Montreal (Canadá), Á. F.
Transmitía satisfacción por un buen resultado inesperado y por tener a la vista un puesto de podio. La cuarta posición en la parrilla de hoy le ofrecía a Fernando Alonso más garantías incluso que su lugar en la primera línea de Montmeló. Esta vez lleva una buena táctica y pudo conseguir un tiempo sorprendente por ser de los que mejor se adaptó a las difíciles condiciones del circuito.
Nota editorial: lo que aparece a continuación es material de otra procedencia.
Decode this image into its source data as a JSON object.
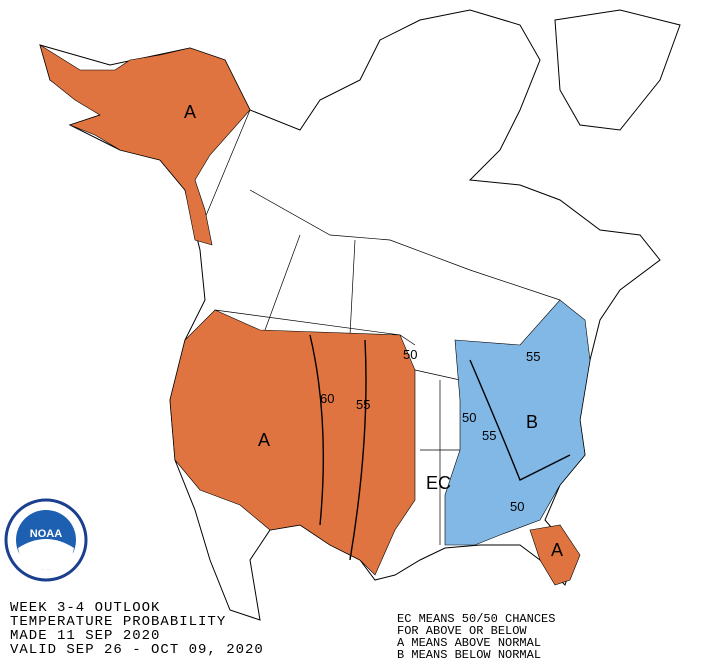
{
  "logo": "NOAA",
  "regions": [
    "A",
    "A",
    "A",
    "B",
    "EC"
  ],
  "contours": [
    "60",
    "55",
    "50",
    "55",
    "50",
    "55",
    "50"
  ],
  "footer": {
    "left": [
      "WEEK 3-4 OUTLOOK",
      "TEMPERATURE PROBABILITY",
      "MADE  11 SEP 2020",
      "VALID  SEP 26 - OCT 09, 2020"
    ],
    "right": [
      "EC MEANS 50/50 CHANCES",
      "FOR ABOVE OR BELOW",
      "A MEANS ABOVE NORMAL",
      "B MEANS BELOW NORMAL"
    ]
  }
}
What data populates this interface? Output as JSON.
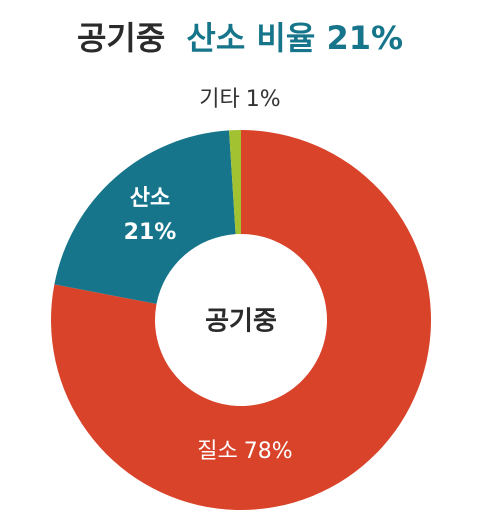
{
  "chart_data": {
    "type": "donut",
    "title": "공기중",
    "title_highlight": "산소 비율 21%",
    "center_label": "공기중",
    "categories": [
      "질소",
      "산소",
      "기타"
    ],
    "values": [
      78,
      21,
      1
    ],
    "value_labels": [
      "78%",
      "21%",
      "1%"
    ],
    "colors": [
      "#d8432a",
      "#16758a",
      "#a3c232"
    ],
    "title_color": "#2b2b2b",
    "highlight_color": "#16758a"
  }
}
«Prefiero salir cuarto con una buena estrategia que segundo como en Barcelona pero sabiendo que me pasarán en la primera parada». Según sus cálculos, su primer repostaje sería incluso posterior, «dos o tres vueltas», a los coches de cabeza.
Alonso apoya en esa teoría sus buenas sensaciones y explica que su «conducción segura» le ayudó a superar a coches más solventes, como los de Heidfeld, Kovalainen y Massa. «Había mucha goma suelta y un carril para pasar muy estrecho. Tuve la suerte de no pisarla en mis vueltas rápidas. Si lo hacías, estabas fuera».
Encontrarse con velocidades puntas muy similares a las de cabeza ayuda a abundar en el optimismo, aunque el asturiano apunta a la dificultad de mantenerse tan arriba. «Podemos ser competitivos, pero la de ellos no es nuestra carrera. El podio está ahí, más cerca, pero no se pueden cambiar los objetivos de forma tan dramática. No es lógico hablar por la mañana de lo difícil que será estar en la Q3 y por la tarde pensar en el podio». Alonso se llevó un buen premio el día que se encontró una pista que «no estaba para hacer locuras», dijo uniéndose así a las reflexiones de otros pilotos sobre el mal estado del asfalto.
Pese al optimismo, Alonso no oculta las preocupaciones, como el rendimiento que puedan tener los neumáticos y los problemas de «graining». «Durante la clasificación los neumáticos se han puesto bastante mal en sólo una hora, así que durante la carrera pueden ser un problema importante, sobre todo cuando toque utilizar los compuestos más blandos, con los que habrá que rodar el menor número de vueltas posible».